Prev: PEEEEEEP
Next: Texture units as a general function
From: Robert Myers on 31 Dec 2009 14:38 On Dec 31, 8:30 am, Mayan Moudgill <ma...(a)bestweb.net> wrote: > Any problem that is not I/O bound that can be made solved using a > non-imperative language can be made to work faster in an imperative > language with the appropriate library (i.e. if you can write it in ML, > it can be re-written in C-as-high-level-assembly, and it will perform > better). > > The questions that arise are: > - how much speedup does the C version get? > - how much more effort is it to write the C version? > - how many machines will this version need to support, and how much > rewrite is required to support all these machines? If your original claim is correct even for one machine (and the truth of your claim is not obvious to me, given the lengthy discussion here about memory models), does it then follow that it is also possible for a second, or a third machine?
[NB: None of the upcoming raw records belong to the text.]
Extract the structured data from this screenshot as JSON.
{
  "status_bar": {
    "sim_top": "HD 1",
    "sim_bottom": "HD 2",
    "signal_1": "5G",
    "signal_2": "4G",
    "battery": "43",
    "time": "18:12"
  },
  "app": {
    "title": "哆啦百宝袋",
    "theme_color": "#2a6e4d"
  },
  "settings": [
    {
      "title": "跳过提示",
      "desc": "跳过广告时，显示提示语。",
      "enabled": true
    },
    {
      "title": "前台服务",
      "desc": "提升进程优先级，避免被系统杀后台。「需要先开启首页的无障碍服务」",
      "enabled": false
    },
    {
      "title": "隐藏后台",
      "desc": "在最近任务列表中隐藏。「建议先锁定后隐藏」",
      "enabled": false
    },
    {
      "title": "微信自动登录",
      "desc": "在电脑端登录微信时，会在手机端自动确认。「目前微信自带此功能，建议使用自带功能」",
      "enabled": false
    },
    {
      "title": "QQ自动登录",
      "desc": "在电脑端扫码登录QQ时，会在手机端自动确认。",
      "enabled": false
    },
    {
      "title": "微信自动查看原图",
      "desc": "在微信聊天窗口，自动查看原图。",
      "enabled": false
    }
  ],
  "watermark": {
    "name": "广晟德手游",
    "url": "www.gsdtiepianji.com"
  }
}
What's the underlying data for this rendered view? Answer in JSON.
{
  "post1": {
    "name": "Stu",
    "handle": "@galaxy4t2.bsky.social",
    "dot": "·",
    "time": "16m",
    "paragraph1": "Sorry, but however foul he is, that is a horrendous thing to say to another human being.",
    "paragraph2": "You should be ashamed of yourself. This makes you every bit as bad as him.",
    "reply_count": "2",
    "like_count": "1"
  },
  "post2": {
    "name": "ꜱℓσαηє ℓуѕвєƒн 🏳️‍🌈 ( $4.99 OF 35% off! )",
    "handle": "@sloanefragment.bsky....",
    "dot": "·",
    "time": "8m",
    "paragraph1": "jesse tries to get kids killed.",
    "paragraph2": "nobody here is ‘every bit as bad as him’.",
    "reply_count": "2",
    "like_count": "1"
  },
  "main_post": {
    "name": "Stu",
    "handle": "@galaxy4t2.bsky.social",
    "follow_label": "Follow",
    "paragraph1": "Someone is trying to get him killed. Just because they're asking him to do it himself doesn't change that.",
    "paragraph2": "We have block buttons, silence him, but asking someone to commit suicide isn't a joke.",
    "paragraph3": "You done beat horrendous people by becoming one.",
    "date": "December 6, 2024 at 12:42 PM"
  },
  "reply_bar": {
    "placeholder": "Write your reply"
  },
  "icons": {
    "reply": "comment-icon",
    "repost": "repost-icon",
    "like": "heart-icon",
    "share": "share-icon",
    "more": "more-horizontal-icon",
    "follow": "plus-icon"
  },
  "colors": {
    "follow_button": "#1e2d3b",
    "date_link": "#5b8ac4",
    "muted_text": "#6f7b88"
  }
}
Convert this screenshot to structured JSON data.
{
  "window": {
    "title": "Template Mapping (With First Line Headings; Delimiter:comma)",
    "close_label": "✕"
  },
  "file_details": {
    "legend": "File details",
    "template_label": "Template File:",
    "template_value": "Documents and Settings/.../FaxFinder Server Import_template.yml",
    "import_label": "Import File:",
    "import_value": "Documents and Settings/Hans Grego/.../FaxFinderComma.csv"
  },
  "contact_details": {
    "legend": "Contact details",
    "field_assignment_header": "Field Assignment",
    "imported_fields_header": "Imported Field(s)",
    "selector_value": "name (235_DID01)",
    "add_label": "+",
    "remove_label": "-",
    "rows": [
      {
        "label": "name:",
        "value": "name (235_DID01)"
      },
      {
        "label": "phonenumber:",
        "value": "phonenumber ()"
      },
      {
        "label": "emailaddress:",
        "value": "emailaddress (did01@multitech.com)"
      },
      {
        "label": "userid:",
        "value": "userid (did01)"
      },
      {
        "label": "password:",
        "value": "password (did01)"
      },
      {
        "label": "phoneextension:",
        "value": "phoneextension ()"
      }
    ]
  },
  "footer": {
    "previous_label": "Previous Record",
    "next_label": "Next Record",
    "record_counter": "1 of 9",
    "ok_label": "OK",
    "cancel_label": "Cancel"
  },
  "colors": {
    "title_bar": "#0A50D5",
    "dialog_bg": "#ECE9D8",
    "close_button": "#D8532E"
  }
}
If the cost of rewrite is bounded for one machine (that is to say that, you eventually succeeded in getting the program to work--a least you *think* you got it to work-- correctly), it is bounded for a second or a third machine? I'll accept that Nick is an expert at finding and fixing weird memory problems. From reading his posts, I'm convinced that the memory model of c is not well-defined or even agreed-upon in any practical sense. Thus, not only are you worried about whether your program will work with a second machine, but even with a second compiler with a different notion of critical details of c. So, even if you could do such a rewrite once, whether or not you had a correct translation in any other circumstance would always be an open question. From an economic point of view, the proposed trade doesn't even seem rational: trade a program with transparently correct memory semantics (perhaps because there are no memory semantics to be incorrect) for one that is faster but may or may not do the same thing under some limited set of circumstances. From the POV of scientific computing, where reproducibility is essential, the idea that you're never quite sure whether the software will work correctly on two different machines or under two different compilers seems completely unacceptable. Perhaps, on the other hand, because the world of finance is essentially a casino, it's a plausible proposal for a manufacturer of business machines. Robert.
From: Gavin Scott on 31 Dec 2009 18:14 "Andy \"Krazy\" Glew" <ag-news(a)patten-glew.net> wrote: > But that's PERFORMANCE tuning. Speaking of the P word, offhand I can only think of one interesting front in the battle for performance these days, that of executing JavaScript inside web browsers. There are at least three groups actively competing to produce the fastest JavaScript execution engine, based on the idea that this is going to be a key part of success in the upcoming "web os" age. It might be interesting to look at some of that work and their specific challenges as a counterpoint to the usual "we can't do it because C doesn't let us" arguments. It's a different language and environment which is having real money and brainpower thrown at it. G.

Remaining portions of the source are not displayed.